Christ Church, Oxford, October 28, 1876

My Dearest Gertrude,

—You will be sorry, and surprised, and puzzled, to hear what a queer illness I have had ever since you went. I sent for the doctor, and said, "Give me some medicine. for I'm tired." He said, "Nonsense and stuff! You don't want medicine: go to bed!" I said, "No; it isn't the sort of tiredness that wants bed. I'm tired in the face."

He looked a little grave, and said, "Oh, it's your nose that's tired: a person often talks too much when he thinks he knows a great deal." I said, "No, it isn't the nose. Perhaps it's the hair."

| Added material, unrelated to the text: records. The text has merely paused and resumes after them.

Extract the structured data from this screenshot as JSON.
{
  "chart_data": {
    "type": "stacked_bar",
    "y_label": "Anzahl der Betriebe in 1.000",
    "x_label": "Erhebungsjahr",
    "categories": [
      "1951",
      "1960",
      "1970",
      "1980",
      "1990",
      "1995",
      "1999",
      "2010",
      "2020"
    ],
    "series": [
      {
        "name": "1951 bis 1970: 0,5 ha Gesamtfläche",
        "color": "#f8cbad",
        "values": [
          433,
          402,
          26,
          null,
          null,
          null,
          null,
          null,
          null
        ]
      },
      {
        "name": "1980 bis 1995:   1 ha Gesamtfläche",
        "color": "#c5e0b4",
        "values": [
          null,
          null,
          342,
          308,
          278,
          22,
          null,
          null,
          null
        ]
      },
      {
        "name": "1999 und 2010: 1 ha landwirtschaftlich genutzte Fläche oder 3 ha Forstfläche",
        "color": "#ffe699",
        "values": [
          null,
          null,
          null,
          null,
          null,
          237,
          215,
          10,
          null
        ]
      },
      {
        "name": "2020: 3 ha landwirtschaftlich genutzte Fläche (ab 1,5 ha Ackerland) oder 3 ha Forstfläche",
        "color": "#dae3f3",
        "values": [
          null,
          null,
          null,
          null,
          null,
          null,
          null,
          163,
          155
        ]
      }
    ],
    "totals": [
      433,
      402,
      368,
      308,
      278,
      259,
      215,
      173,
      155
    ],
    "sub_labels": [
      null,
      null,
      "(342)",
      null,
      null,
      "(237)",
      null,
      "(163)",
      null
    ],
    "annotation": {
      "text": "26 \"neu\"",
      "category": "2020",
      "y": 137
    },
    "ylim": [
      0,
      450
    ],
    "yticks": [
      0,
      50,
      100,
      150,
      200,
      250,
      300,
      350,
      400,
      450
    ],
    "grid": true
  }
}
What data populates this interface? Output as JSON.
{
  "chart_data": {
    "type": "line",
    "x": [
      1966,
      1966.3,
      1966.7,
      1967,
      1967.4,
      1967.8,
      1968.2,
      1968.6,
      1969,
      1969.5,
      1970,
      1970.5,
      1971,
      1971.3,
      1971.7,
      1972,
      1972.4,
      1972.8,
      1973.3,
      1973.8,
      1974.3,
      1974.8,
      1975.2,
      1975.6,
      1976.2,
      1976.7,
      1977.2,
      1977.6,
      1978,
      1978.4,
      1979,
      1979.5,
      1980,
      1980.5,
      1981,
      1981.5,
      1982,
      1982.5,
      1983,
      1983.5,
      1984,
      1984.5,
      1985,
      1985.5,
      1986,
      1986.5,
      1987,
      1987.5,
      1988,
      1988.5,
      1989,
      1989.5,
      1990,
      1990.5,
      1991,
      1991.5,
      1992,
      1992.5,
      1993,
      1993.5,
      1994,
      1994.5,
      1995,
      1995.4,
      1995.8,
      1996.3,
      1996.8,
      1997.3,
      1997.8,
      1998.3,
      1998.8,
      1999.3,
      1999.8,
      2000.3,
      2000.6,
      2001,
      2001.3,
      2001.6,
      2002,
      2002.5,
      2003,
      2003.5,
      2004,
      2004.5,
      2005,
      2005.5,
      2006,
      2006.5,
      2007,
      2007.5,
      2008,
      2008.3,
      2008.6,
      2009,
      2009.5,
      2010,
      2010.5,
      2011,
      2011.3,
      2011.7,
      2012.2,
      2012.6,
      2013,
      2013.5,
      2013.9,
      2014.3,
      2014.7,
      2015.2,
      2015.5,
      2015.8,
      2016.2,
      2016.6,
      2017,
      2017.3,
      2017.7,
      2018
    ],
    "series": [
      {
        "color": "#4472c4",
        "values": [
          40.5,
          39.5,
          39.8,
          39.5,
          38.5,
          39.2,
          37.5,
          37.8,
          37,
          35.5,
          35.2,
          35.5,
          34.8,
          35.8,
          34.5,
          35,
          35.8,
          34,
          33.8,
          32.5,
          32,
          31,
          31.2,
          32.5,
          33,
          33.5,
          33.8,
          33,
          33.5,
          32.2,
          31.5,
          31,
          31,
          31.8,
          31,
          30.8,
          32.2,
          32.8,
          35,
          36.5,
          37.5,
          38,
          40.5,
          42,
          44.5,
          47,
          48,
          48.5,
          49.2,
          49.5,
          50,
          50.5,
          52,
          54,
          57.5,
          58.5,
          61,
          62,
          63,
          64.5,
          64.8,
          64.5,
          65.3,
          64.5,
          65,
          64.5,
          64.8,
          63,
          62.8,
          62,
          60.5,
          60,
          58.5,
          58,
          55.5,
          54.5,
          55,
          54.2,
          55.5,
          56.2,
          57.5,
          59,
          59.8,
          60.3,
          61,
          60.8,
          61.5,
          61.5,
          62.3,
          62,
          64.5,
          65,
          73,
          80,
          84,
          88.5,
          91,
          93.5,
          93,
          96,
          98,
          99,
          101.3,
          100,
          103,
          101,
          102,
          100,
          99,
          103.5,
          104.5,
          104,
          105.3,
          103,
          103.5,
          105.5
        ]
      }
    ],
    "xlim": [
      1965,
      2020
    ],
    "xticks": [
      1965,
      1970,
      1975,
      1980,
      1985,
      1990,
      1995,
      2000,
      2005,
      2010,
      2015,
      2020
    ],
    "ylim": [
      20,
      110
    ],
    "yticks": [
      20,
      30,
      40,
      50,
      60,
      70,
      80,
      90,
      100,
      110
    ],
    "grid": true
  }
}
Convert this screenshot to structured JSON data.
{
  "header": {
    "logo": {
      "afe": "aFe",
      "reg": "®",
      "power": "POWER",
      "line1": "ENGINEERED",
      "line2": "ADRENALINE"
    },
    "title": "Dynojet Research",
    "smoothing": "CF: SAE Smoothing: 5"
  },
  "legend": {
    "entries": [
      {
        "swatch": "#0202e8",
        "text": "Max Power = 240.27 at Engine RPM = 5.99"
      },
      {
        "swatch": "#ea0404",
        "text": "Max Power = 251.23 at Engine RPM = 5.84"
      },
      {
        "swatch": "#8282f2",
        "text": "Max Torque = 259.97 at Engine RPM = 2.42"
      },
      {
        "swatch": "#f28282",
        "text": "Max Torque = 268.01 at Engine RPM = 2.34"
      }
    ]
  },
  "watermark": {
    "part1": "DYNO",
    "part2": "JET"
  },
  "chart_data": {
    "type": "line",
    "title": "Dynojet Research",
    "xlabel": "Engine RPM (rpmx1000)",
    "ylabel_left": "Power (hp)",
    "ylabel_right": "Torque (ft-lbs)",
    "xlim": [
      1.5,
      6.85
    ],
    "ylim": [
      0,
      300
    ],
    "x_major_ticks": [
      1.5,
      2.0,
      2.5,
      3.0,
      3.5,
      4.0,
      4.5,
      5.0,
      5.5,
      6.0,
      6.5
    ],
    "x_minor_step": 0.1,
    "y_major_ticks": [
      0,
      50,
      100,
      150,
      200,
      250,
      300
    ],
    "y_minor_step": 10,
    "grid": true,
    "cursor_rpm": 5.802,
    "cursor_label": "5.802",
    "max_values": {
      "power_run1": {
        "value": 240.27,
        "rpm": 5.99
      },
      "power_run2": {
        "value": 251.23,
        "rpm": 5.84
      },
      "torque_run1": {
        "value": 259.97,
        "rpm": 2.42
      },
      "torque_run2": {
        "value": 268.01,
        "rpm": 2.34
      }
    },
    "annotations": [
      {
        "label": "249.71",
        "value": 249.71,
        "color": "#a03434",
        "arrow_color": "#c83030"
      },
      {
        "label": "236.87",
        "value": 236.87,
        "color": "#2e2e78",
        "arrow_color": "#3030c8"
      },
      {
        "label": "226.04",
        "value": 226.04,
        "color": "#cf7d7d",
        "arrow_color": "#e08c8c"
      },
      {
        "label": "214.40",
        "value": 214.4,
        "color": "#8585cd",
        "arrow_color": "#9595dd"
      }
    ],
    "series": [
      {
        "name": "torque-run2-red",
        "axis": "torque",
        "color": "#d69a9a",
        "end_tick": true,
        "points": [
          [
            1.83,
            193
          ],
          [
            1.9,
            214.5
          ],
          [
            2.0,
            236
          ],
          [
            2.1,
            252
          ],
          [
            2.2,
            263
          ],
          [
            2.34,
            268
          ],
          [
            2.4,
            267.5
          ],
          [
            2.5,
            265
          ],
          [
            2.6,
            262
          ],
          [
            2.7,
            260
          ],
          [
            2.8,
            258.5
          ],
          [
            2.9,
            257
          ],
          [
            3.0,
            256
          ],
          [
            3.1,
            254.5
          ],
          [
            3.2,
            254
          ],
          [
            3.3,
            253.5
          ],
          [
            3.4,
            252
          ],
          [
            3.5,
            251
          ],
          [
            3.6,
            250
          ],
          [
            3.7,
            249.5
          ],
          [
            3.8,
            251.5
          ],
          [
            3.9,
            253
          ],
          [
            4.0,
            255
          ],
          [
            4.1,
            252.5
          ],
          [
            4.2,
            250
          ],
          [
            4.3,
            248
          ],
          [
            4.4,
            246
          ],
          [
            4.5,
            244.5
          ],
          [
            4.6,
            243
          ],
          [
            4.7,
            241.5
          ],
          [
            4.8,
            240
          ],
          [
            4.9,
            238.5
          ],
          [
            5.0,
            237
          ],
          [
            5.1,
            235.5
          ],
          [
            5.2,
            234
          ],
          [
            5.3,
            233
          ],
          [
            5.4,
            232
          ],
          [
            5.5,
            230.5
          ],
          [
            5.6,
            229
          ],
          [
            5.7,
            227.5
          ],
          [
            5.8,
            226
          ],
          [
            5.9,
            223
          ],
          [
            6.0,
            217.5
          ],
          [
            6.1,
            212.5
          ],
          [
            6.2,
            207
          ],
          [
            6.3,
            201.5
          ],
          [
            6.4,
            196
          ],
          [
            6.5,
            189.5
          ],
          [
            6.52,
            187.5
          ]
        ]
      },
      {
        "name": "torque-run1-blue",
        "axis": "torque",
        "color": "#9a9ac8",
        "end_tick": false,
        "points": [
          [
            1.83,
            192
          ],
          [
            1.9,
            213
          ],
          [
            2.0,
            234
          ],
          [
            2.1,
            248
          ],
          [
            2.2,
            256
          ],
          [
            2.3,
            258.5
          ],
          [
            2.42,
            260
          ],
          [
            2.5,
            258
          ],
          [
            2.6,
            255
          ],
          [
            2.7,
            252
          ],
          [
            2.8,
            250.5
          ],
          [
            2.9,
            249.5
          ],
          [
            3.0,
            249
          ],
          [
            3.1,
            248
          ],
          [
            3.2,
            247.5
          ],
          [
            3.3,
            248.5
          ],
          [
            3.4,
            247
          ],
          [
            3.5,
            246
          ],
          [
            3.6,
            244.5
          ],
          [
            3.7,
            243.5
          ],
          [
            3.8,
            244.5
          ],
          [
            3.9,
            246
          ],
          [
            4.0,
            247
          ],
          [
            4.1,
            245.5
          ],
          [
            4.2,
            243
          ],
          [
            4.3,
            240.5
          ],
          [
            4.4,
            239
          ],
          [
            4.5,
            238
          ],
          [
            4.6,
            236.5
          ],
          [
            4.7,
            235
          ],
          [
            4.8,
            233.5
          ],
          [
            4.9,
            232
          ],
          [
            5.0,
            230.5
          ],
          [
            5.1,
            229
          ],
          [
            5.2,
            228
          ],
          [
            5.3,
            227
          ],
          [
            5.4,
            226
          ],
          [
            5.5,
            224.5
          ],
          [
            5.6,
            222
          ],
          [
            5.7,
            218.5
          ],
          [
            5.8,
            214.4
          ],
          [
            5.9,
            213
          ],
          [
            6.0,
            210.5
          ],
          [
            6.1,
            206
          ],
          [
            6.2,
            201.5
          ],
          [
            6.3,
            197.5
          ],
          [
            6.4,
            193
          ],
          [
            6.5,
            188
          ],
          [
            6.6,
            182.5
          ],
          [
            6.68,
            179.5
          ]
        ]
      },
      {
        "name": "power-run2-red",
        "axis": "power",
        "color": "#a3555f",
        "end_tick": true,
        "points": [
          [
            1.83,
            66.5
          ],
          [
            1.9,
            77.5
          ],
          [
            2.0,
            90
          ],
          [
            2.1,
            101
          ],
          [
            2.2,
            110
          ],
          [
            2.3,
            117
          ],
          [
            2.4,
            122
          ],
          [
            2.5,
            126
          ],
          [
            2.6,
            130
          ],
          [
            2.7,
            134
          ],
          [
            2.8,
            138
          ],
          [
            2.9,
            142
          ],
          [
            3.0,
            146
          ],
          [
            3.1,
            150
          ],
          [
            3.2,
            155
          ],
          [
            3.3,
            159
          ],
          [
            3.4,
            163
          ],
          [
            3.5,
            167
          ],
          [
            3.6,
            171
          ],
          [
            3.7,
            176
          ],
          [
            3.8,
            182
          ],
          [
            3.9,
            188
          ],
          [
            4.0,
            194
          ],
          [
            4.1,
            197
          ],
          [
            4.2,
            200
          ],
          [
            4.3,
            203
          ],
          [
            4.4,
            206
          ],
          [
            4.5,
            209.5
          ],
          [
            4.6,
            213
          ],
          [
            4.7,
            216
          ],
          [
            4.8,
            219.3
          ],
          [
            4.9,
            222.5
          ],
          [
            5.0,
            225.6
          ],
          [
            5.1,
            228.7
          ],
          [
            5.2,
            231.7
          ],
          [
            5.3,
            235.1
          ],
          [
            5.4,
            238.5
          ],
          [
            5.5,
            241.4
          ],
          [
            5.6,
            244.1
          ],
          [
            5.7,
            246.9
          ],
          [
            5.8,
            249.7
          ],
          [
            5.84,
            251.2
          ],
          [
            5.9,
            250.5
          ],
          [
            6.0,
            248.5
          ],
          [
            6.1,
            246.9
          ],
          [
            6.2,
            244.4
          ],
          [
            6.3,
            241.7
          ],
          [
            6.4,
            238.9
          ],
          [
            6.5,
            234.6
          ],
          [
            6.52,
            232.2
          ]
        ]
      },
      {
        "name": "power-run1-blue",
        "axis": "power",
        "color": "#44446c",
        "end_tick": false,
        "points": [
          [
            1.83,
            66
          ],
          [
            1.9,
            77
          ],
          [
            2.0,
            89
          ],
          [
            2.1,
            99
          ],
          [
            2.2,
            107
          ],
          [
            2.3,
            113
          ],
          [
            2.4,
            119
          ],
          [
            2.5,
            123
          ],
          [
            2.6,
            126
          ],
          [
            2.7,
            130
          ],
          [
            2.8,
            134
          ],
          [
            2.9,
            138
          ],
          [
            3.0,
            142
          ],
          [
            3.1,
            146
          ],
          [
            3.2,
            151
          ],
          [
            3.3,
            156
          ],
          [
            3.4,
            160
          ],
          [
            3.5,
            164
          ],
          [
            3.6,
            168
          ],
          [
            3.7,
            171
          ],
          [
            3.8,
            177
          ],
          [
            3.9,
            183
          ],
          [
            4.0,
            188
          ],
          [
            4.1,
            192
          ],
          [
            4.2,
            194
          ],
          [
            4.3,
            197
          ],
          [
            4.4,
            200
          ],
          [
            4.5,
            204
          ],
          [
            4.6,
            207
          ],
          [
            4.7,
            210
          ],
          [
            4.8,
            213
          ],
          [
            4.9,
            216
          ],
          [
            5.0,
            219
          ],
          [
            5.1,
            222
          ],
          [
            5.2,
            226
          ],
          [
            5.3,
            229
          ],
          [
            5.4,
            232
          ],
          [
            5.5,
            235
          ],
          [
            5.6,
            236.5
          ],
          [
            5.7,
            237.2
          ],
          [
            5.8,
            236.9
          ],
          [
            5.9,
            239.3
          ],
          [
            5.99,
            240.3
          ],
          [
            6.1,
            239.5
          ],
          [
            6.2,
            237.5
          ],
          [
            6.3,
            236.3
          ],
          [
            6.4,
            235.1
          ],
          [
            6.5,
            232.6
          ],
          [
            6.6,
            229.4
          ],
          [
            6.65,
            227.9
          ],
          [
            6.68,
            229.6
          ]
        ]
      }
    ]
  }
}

Then he looked rather grave, and said, "Now I understand: you've been playing too many hairs on the pianoforte." "No, indeed I haven't!" I said, "and it isn't exactly the hair: it's more about the nose and chin."

Then he looked a good deal graver, and said, "Have you been walking much on your chin lately?" I said, "No." "Well!" he said, "it puzzles me very much. Do you think it's in the lips?" "Of course!" I said. "That's exactly what it is!"

Then he looked very grave indeed, and said, "I think you must have been giving too many kisses." "Well," I said, "I did give one kiss to a baby child, a little friend of mine." "Think again," he said; "are you sure it was only one?" I thought again, and said, "Perhaps it was eleven times." Then the doctor said, "You must not give her any more till your lips are quite rested again." "But what am I to do?" I said, "because you see, I owe her a hundred and eighty-two more."

Then he looked so grave that tears ran down his cheeks, and he said, "You may send them to her in a box." Then I remembered a little box that I once bought at Dover, and thought I would some day give it to some little girl or other. So I have packed them all in it very carefully. Tell me if they come safe or if any are lost on the way.